I started my translation of this dialogue a while ago. I've already posted some of it here, here, and here. Here's the next installment.
Socrates: Indeed, I seem to have furnished myself with some great fortune, Meno, if by my inquiring into virtue I have discovered some beehive of virtues lying near you. But, Meno, going with this image about the beehive, if after I asked about a bee, concerning [its] being (ousia), [b] what it is (pot’ estin), you said them1 to be of many and of all kinds, what would you answer me, if I asked you, "Are you declaring there to be many, of all kinds, and different from one another? Or in this2 do they differ in nothing, but [they differ] with respect to other things -- beauty or size or another of these things?" Speak, how would you answer having been asked?
Meno: I would say this, that they differ in nothing (they are bees) the one from the other.3
[c] Socrates: If then I were to say after that, "Now tell me just this, Meno: By what4 do they differ in nothing but are entirely (apasai) identical (tauton)? What do you declare this to be?" You'd have, perhaps, something to tell me?
Socrates: Thus indeed, concerning virtues, too. Even if they are many and all kinds, they have some form (eidov) entirely (apasai) identical (tauton) by which they are virtues, by which perhaps the person answering, having looked to [it] beautifully, is to make visible to the one asking what he hit upon [namely,] [d] the being of virtue. Or do you not understand (manqaneiv) what I’m saying?
1. autav: pl. fem. acc; the plural number is a bit odd because Socrates (in answering his own question!) began with the singular (a bee) and switches to plural (themselves, them). But note that if Socrates had been consistent in his number, his question either would not be coherent ("if I asked you about a bee, would you say it is of many and all kinds?") or as clear ("if I asked you about bees, would you say they are many and of all kinds?").

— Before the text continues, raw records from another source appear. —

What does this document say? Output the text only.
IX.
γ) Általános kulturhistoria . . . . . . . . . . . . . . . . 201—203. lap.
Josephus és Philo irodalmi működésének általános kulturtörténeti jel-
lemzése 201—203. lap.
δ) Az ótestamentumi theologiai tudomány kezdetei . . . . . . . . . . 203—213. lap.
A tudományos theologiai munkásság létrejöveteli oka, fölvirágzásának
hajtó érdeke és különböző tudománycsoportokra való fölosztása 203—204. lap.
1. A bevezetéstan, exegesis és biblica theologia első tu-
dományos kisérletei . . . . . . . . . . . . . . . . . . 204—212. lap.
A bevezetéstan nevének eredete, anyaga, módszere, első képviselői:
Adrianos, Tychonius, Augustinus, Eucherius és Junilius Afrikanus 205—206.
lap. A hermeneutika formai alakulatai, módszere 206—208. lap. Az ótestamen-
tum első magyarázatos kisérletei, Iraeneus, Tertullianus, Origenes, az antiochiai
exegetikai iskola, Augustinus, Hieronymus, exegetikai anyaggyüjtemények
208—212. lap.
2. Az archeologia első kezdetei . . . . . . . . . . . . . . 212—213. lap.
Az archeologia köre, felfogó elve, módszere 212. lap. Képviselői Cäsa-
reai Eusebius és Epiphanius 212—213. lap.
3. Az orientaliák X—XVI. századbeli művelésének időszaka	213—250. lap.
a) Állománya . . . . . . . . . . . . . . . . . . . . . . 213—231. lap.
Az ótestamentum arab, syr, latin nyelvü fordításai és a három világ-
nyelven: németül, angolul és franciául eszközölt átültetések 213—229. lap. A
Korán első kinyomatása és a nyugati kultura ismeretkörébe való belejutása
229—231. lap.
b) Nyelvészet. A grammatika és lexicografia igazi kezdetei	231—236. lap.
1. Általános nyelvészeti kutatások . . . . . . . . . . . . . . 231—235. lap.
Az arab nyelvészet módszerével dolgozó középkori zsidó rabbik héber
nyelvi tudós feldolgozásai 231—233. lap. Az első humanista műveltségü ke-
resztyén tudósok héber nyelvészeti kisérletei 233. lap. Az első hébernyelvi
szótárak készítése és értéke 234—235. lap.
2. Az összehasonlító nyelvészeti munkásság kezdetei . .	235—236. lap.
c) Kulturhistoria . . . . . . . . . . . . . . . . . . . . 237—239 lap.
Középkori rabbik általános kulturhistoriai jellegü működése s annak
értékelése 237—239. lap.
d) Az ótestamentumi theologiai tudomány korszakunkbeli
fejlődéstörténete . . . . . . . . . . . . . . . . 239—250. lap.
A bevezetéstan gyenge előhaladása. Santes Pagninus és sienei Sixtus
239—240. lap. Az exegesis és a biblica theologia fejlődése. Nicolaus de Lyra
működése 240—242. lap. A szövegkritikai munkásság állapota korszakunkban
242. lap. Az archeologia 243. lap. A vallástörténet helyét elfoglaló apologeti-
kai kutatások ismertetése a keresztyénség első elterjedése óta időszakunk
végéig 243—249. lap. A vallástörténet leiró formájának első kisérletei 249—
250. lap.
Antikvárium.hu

2. toutwi: sing. masc. dat, the antecedent is unclear; is it ousia? To back up a little, Socrates says, "if I asked you to tell me about the being of a bee, and you said they (see note 1) were all different, then I might ask you if you meant they were all different, but they are not different in this but in some other way." What is Socrates referring to when he says "in this"? Or is there no direct antecedent?
3. This translation is awkward. Most translators opt to treat the phrase hi melittai eisin playing the role of "qua bees." But that seems to be add too much to the text; this is, after all, Meno’s speech, and I am not convinced he has grasped the concept expressed by "qua."
4. Sing. masc. dat. of ov, taken in an instrumental way; note the singular number corresponds to the second question What do you declare this to be? Not to lean on the grammar too much, but already it is clear Socrates is looking for one thing in virtue of which the same things are all alike.